If the `\w` character set is used inside a nested negated character class, it will not be picked up by the part of the character class analyzer that's responsible for limiting the case-folding of certain character sets (like `\w` and `\W`) across the ASCII boundary. We then end up with the situation where `/[^\w]/iu` and `/[[^\w]]/iu` match different sets of characters.

```
irb(main):001:0> ("a".."z").to_a.join.scan(/\W/iu)
=> []
irb(main):002:0> ("a".."z").to_a.join.scan(/[^\w]/iu)
=> []
irb(main):003:0> ("a".."z").to_a.join.scan(/[[^\w]]/iu)
=> ["k", "s"]
```

This can also be demonstrated using the inverted matcher:

```
irb(main):004:0> ("a".."z").to_a.join.scan(/\w/iu).length
=> 26
irb(main):005:0> ("a".."z").to_a.join.scan(/[^[^\w]]/iu).length
=> 24
```

A similar issue also arises when using character class intersection. The idea behind the pattern compiler's analysis is that characters are allowed to case-fold across the ASCII boundary only if they are included in the character class by some other means than just being included in `\w` (or in one of several other character sets which have special treatment). Therefore, in the below, `/[\w]/iu` will not match the Kelvin sign `\u212a`, because that would mean crossing the ASCII boundary from `k` to `\u212a`. However, `/[kx]/iu` will match the Kelvin sign, because the `k` was not contributed by `\w` and therefore is not subject to the ASCII boundary restriction (we have to use `/[kx]/iu` instead of `/[k]/iu` in our examples, or else the pattern analyzer would replace `[k]` with `k` and follow a different code path).

```
irb(main):006:0> /[\w]/iu.match("\u212a")
=> nil
irb(main):007:0> /[kx]/iu.match("\u212a")
=> #<MatchData "">
```

The problem then is when we perform an intersection of these two character sets.

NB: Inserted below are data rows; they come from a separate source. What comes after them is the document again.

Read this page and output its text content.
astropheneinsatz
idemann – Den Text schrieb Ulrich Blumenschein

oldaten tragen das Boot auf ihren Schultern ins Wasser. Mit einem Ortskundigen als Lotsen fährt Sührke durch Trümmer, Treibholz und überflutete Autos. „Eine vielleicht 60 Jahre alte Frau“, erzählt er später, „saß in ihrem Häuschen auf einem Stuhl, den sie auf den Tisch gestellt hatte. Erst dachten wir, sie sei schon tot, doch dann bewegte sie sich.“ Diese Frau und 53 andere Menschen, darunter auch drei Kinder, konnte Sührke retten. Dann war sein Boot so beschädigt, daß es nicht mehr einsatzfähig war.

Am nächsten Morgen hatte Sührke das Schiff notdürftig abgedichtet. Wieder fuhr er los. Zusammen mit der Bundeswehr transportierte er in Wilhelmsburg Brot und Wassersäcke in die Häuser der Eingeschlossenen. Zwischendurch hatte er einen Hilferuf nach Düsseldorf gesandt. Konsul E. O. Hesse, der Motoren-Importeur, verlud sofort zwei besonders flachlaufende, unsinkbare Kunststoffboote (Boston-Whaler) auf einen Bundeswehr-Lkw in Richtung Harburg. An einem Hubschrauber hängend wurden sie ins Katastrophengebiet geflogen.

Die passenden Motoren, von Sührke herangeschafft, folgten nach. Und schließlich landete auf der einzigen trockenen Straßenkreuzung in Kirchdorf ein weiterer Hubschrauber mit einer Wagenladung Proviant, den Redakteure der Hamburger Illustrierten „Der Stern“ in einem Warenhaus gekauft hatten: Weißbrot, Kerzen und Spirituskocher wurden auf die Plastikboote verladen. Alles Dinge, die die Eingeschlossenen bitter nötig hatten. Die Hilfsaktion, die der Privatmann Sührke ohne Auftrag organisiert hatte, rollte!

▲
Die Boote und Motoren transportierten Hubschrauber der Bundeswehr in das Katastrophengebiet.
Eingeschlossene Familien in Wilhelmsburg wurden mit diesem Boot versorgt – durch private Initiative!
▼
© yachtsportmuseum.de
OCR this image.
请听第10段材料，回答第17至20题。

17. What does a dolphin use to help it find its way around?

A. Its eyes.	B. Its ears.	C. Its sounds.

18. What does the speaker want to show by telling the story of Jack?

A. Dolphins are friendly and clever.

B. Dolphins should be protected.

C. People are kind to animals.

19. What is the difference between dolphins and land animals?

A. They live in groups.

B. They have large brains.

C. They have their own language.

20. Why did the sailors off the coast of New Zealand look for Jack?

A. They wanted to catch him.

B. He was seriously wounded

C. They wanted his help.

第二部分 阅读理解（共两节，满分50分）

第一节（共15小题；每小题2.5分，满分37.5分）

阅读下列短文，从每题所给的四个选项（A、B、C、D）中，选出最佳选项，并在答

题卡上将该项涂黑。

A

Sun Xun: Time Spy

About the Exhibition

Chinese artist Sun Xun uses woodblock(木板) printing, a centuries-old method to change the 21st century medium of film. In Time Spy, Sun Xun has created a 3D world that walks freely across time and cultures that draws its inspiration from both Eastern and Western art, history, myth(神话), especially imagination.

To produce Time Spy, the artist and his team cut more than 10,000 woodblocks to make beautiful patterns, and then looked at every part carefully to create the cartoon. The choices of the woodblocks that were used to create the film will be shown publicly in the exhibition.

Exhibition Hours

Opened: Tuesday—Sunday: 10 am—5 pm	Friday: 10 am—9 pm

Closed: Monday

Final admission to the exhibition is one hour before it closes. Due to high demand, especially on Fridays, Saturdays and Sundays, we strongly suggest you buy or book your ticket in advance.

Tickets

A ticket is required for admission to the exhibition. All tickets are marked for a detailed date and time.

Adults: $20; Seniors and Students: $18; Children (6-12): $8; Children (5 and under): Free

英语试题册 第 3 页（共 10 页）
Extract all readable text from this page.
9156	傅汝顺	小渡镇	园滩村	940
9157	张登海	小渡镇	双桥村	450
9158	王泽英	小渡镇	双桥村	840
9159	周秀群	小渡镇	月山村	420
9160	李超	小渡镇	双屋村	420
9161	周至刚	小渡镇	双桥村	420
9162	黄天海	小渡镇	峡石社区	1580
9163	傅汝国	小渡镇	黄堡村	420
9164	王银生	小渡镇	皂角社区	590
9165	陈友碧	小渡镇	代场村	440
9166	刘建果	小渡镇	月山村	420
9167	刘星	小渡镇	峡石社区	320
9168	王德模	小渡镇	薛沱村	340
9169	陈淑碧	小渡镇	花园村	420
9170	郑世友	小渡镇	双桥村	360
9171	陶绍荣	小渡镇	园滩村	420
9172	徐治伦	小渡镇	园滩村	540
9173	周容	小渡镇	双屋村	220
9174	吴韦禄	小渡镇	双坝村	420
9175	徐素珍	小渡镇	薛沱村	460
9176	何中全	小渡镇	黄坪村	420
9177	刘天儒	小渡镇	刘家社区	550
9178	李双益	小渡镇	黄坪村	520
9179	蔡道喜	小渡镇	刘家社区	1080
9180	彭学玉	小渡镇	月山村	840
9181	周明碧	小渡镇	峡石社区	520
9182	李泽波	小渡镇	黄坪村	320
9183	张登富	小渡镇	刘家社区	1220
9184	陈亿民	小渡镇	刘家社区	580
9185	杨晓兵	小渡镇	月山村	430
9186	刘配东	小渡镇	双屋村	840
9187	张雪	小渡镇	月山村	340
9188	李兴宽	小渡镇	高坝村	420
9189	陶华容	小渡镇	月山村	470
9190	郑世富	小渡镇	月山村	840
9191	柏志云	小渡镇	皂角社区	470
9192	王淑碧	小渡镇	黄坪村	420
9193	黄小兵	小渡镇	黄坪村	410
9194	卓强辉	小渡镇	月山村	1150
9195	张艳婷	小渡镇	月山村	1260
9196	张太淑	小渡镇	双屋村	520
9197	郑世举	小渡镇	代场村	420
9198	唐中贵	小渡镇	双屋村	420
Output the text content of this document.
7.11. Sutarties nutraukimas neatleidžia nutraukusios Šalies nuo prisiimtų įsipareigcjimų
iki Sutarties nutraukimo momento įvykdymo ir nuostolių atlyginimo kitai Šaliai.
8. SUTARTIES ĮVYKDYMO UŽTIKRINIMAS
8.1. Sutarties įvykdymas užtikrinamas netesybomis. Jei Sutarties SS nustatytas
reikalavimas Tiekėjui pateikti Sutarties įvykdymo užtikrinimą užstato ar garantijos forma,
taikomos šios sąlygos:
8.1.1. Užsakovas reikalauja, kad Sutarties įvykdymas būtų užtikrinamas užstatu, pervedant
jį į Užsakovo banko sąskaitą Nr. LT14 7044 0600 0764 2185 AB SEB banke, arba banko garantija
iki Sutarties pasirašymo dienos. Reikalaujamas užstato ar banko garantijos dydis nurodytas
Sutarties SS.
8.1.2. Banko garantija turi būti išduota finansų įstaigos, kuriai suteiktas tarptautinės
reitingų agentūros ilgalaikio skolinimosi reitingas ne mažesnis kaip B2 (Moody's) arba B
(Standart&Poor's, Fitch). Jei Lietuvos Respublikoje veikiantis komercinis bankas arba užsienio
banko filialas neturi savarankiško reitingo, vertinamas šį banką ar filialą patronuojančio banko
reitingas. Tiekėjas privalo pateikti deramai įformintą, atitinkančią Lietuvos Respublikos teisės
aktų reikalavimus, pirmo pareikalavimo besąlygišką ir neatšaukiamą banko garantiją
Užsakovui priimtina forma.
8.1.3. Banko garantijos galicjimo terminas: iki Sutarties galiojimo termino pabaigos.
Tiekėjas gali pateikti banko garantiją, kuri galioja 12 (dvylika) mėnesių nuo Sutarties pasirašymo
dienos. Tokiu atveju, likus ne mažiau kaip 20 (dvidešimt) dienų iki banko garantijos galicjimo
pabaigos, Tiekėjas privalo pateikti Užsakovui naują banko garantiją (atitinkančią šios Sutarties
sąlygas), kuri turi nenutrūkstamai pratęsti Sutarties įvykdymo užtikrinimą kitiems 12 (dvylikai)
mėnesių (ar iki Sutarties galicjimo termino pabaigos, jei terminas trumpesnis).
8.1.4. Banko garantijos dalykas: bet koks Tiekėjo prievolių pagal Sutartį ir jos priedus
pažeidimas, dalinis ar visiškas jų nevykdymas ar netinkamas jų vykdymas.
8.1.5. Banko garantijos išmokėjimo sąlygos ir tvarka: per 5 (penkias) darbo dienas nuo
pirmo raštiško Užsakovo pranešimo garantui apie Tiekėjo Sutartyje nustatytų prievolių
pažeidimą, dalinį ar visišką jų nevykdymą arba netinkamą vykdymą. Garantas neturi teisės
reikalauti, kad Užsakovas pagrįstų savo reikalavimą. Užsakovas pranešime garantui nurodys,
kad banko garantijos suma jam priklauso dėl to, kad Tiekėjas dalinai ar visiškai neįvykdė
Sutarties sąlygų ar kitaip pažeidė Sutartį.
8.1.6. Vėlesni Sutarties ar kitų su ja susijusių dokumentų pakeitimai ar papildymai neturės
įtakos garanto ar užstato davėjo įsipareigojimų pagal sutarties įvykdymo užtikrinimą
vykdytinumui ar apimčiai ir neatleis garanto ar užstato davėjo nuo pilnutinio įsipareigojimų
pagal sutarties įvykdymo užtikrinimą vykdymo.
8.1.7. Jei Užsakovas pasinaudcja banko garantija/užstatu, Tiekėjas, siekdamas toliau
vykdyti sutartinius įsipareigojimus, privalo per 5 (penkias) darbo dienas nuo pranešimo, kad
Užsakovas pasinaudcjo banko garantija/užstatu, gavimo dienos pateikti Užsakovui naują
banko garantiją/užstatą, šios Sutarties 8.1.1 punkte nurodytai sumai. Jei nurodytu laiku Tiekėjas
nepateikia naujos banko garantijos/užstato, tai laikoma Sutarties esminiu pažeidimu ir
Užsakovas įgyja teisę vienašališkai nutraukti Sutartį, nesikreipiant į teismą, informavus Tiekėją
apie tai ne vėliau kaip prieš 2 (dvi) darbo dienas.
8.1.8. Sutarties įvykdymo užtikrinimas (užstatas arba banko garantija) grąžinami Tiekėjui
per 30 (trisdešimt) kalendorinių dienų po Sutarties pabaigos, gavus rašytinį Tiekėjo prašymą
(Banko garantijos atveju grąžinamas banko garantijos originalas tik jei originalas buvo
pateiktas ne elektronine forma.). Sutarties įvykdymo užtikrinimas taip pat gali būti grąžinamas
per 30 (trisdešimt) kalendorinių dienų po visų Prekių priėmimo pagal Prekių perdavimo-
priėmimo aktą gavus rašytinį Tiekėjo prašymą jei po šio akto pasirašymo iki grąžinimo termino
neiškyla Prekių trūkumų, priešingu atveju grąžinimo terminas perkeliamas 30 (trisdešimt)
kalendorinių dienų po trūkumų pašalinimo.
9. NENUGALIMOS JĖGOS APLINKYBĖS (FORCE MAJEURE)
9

Since `[kx]` is a subset of `\w`, we would expect their intersection to behave the same as `[kx]`, but that is not the case.

```
irb(main):008:0> /[\w&&kx]/i.match("\u212a")
=> nil
```

The underlying issue in these cases is the manner in which the `ascCc` character set is computed during the parsing of character classes. The `ascCc` character set should contain all characters of the character class except those which were contributed by `\w` and similar character sets. This is done in a way that these character sets are essentially ignored in the calculation of `ascCc`, which works well for set union and top-most negation (which is handled explicitly), but it doesn't handle nested set negation and set intersection.